De generatie van Treurniet heeft in dat opzicht ook goed werk gedaan: de laatste decennia is het niet meer nodig dat kandidaten zich klachtenvrij moeten voordoen om tot de opleiding te worden toegelaten. Ze mogen nu een lijdensdruk voelen en de leeranalyse therapeutisch gebruiken. Terug naar de rol van Treurniet voor de psychoanalyse zelf en daarmee voor ons: Fundamenteel is zijn behoefte om te wéten, en verder door te dringen in het hoe en waarom van ons onbewuste, ons voelen, denken, handelen en met elkaar verkeren, in de traditie van Freud. Zijn bijdragen zijn voor ons klinische werk belangrijk omdat ze ons, met een grondige theoretische onderbouwing, de instrumenten bieden die onze mogelijkheden om contact te maken vergroten. Voor een overzicht daarvan verwijs ik naar zijn artikel On An Ethic Of Psychoanalytic Technique, in the Psychoanalytic Quarterly, 1997. De inhoud zal vanavond ongetwijfeld aan bod komen of is al besproken. Dit instrumentarium geeft ons met alle patiënten, maar vooral die met stoornissen van het Self een betere kans in een psychoanalyse.

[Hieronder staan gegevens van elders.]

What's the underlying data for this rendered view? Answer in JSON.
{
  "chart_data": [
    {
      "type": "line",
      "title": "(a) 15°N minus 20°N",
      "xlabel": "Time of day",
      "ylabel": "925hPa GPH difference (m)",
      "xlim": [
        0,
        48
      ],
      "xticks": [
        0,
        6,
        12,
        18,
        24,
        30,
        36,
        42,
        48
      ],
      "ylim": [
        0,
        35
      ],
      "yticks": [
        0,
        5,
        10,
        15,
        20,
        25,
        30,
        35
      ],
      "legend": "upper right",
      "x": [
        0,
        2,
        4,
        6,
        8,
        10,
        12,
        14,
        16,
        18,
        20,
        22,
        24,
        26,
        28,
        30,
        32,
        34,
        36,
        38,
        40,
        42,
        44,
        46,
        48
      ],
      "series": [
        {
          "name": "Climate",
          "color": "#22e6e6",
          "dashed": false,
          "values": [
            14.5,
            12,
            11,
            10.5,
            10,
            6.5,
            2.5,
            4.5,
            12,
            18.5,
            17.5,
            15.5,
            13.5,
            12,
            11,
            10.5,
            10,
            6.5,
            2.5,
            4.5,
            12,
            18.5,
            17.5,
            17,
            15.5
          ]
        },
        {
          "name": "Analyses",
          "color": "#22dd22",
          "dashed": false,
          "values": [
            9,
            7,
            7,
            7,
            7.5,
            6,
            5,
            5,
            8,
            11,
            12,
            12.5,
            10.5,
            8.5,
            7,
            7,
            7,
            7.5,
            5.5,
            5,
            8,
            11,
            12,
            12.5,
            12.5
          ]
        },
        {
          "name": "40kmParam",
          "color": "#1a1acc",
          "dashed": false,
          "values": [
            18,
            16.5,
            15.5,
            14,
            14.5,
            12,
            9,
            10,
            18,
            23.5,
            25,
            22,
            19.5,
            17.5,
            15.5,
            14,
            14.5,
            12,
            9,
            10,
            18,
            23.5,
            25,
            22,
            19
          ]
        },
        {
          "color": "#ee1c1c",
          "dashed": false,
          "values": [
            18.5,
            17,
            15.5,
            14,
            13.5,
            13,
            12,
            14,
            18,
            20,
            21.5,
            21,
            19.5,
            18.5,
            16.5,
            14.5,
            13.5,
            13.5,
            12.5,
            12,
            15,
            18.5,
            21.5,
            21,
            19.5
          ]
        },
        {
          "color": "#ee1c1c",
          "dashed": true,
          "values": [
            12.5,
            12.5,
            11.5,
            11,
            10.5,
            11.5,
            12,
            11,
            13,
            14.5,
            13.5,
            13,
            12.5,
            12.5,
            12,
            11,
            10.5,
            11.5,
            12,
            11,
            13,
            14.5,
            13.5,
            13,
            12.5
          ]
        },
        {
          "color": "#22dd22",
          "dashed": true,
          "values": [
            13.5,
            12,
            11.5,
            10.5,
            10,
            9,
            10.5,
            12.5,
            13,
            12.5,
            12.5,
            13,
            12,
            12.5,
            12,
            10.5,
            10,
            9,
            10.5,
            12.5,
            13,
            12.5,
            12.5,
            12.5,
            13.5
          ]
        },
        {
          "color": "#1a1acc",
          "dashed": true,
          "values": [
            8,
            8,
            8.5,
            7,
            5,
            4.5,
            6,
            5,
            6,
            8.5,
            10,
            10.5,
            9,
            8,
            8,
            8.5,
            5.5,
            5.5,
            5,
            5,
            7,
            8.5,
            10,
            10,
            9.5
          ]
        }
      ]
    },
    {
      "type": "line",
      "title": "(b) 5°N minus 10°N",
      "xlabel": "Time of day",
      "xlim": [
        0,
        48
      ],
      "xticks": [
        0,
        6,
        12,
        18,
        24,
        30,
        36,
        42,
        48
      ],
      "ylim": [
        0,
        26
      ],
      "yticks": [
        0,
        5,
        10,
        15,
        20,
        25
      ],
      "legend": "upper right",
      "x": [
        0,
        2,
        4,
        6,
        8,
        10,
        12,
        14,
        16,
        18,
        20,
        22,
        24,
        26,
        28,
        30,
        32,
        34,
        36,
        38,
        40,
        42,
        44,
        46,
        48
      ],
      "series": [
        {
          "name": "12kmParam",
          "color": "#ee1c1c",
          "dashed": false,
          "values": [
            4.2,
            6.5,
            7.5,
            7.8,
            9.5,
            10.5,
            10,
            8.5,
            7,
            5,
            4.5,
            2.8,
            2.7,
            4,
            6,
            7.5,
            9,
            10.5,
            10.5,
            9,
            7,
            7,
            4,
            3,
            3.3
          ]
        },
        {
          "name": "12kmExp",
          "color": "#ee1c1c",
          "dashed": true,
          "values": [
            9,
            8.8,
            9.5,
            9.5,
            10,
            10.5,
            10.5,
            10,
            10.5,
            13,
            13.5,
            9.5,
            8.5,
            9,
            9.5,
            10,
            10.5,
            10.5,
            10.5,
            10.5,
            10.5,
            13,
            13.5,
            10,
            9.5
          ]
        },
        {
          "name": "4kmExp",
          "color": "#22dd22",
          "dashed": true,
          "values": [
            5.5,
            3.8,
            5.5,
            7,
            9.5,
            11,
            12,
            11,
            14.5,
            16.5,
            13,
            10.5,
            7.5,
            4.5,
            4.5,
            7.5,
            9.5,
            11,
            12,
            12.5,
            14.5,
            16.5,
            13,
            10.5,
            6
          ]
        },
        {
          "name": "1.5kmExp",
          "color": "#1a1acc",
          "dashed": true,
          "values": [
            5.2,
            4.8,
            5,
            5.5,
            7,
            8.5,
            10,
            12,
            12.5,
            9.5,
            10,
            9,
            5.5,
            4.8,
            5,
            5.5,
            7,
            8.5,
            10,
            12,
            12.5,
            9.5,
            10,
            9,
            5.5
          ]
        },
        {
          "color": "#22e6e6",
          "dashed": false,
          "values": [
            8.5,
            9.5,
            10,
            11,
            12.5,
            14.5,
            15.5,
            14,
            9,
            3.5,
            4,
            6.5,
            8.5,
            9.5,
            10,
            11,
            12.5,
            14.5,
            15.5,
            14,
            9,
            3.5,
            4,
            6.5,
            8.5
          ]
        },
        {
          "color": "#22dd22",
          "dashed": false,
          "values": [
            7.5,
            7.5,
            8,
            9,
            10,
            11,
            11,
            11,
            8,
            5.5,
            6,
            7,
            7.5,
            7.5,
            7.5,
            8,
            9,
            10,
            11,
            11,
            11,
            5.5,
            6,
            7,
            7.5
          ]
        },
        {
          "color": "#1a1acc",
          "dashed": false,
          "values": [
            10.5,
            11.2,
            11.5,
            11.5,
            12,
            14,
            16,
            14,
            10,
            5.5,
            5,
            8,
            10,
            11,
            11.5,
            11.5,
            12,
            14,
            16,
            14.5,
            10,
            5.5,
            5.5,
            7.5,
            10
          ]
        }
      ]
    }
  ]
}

Van de tegenoverdrachtsenactments die daarin ook aan bod komen nog een vignet uit mijn eigen analyse: Na drie jaar vond ik het wel eens mooi geweest; ik was tenslotte al eerder in analyse geweest en fantaseerde hardop over stoppen.
4
Na een half uur kondigde Treurniet aan dat het tijd was, waarop ik verbijsterd reageerde dat we volgens mij nog een kwartier hadden. Voor mij was deze vergissing het bewijs dat hij kwaad was dat ik wou vertrekken, en dat ik dus welkom was, en vervolgens bleef ik nog drie jaar. Niek Treurniet heeft zichzelf, en daarmee ons, bevrijd van een aantal destijds heersende analytische taboes op denken, voelen, een analytische relatie aangaan met de patiënt en daarin fouten mogen en zelfs moéten maken. Hij heeft zich niet lam laten leggen door de analytische orthodoxie en heeft daarmee belangrijk werk gedaan op het gebied van de integratie van het denken in de verschillende psychoanalytische scholen. Hij heeft daarmee zowel internationaal als op het niveau van onze Vereniging fundamentele bijdragen geleverd aan de praktijk en de theorie van de psychoanalyse. Mogelijk heeft hij daarmee in de Nederlandse Vereniging voor Psychoanalyse ongewild een bijdrage geleverd aan de polarisatie, die ons allemaal heeft overvallen en die geleid heeft tot de splijting waarmee we nu mee verder moeten. Met het denken in de tweepersoonspsychologie, in termen van de analytische relatie wordt een in Nederland gebruikelijke manier van onderzoek en psychoanalytische indicatiestelling ondergraven, evenals de trend om de psychoanalyse te verdunnen en aan te passen aan de heersende GGZ cultuur. De controverses hierover hebben zeker meegespeeld in de breuk die is ontstaan. Tenslotte: Voor velen van ons is niet goed denkbaar hoe we zonder Treurniet ons vak hadden moeten uitoefenen omdat we daarvoor teveel opgevoed zijn in zijn manier van denken en werken. Voor een definitief vaststellen van de betekenis van Treurniet voor ons is het te vroeg, maar zélf kan ik me niet voorstellen hoe ik met hetzelfde enthousiasme en dezelfde blijvende fascinatie het werk was gaan doen zonder hem. Niek, ook wat dat betreft, bedankt.